Le juge de district américain James Boasberg à Washington, DC, a écrit dans un avis vendredi qu'il n'y avait que deux voies pour que le public obtienne les déclarations de revenus de Trump auprès de l'IRS, et que le tribunal n'avait pas le pouvoir de faire en sorte que l'une ou l'autre se produise : Trump devrait donner la permission, ou le Comité mixte sur la fiscalité du Congrès pourrait approuver la publication dans certaines circonstances limitées.



Ce que le demandeur veut dans ce cas, c'est de consulter les dossiers d'impôt sur le revenu d'une autre personne. Bien que la Cour n'ait aucune raison de douter de l'affirmation de l'EPIC selon laquelle le retour d'informations sur cet individu en particulier – le président Trump – intéresserait le public, ce fait ne donne pas à l'organisation un dossier juridique viable, a écrit Boasberg.



Marc Rotenberg, président d'EPIC, a déclaré dans un e-mail à BuzzFeed News que le groupe poursuivrait la publication des dossiers fiscaux du président Trump et des preuves connexes des relations financières avec le gouvernement russe.

Ian Prior, porte-parole du ministère de la Justice, a déclaré dans un communiqué que «le ministère de la Justice est heureux que la Cour ait convenu que le plaignant n'avait aucun cas. Il est regrettable que le demandeur ait dû forcer le gouvernement à utiliser les ressources des contribuables pour apprendre cela.

Un représentant de l'IRS n'a pas immédiatement renvoyé une demande de commentaire.

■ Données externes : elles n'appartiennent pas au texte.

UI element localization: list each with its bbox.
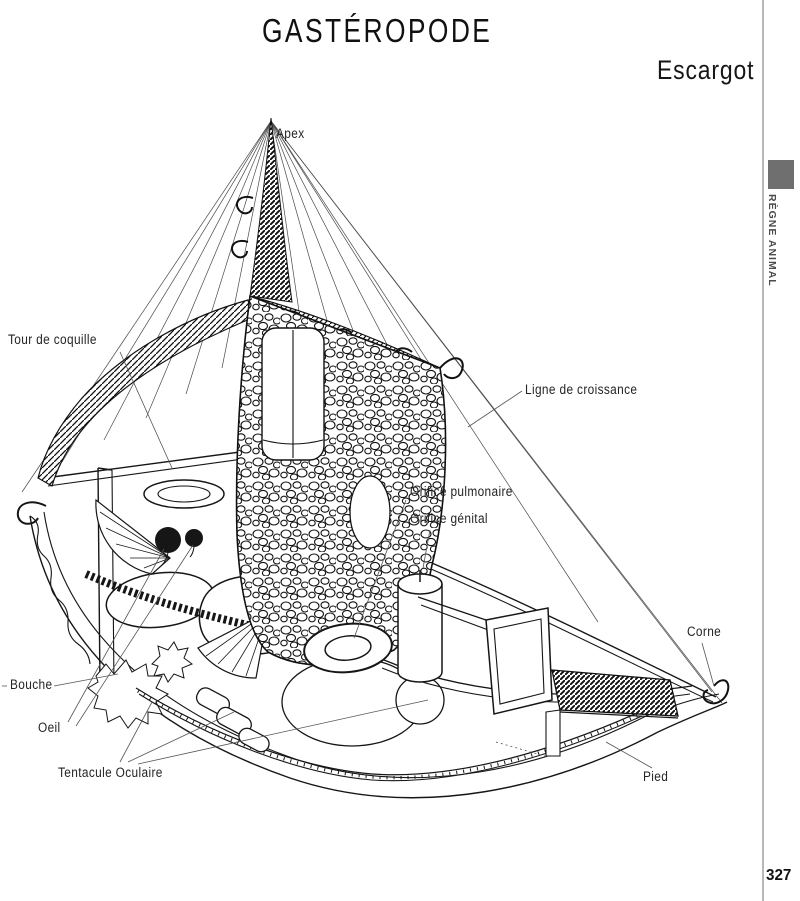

La loi fédérale limite la divulgation des déclarations de revenus personnelles, et les réglementations du Département du Trésor exigent que toute personne demandant les dossiers fiscaux d'une autre personne obtienne le consentement de cette personne. L'IRS a déclaré que parce qu'EPIC n'avait pas soumis de documents attestant du consentement de Trump, la demande du centre en vertu de la Freedom of Information Act n'était pas valide.

EPIC a fait valoir que l'IRS avait le pouvoir de publier des déclarations de revenus pour corriger les inexactitudes dans le domaine public, et a souligné des rapports contradictoires sur ce que les déclarations montreraient sur les liens financiers de Trump avec la Russie et sur son historique d'audit par l'IRS. La publication des déclarations de revenus apporterait des réponses concluantes, a déclaré le groupe.

Mais Boasberg a écrit que même s'il y avait des inexactitudes, l'IRS aurait toujours besoin de l'approbation du Comité mixte sur la fiscalité, et qu'il n'y avait rien dans la Freedom of Information Act obligeant l'agence à demander cette autorisation.



Sans l'autorisation du comité, cette exception potentielle à l'exigence de consentement ne pourrait pas s'appliquer, et le contentieux de l'EPIC dans cette affaire reste prématuré, a écrit Boasberg.

METTRE À JOUR

18 août 2017 à 21:17

Mis à jour avec une réponse d'un porte-parole du ministère de la Justice.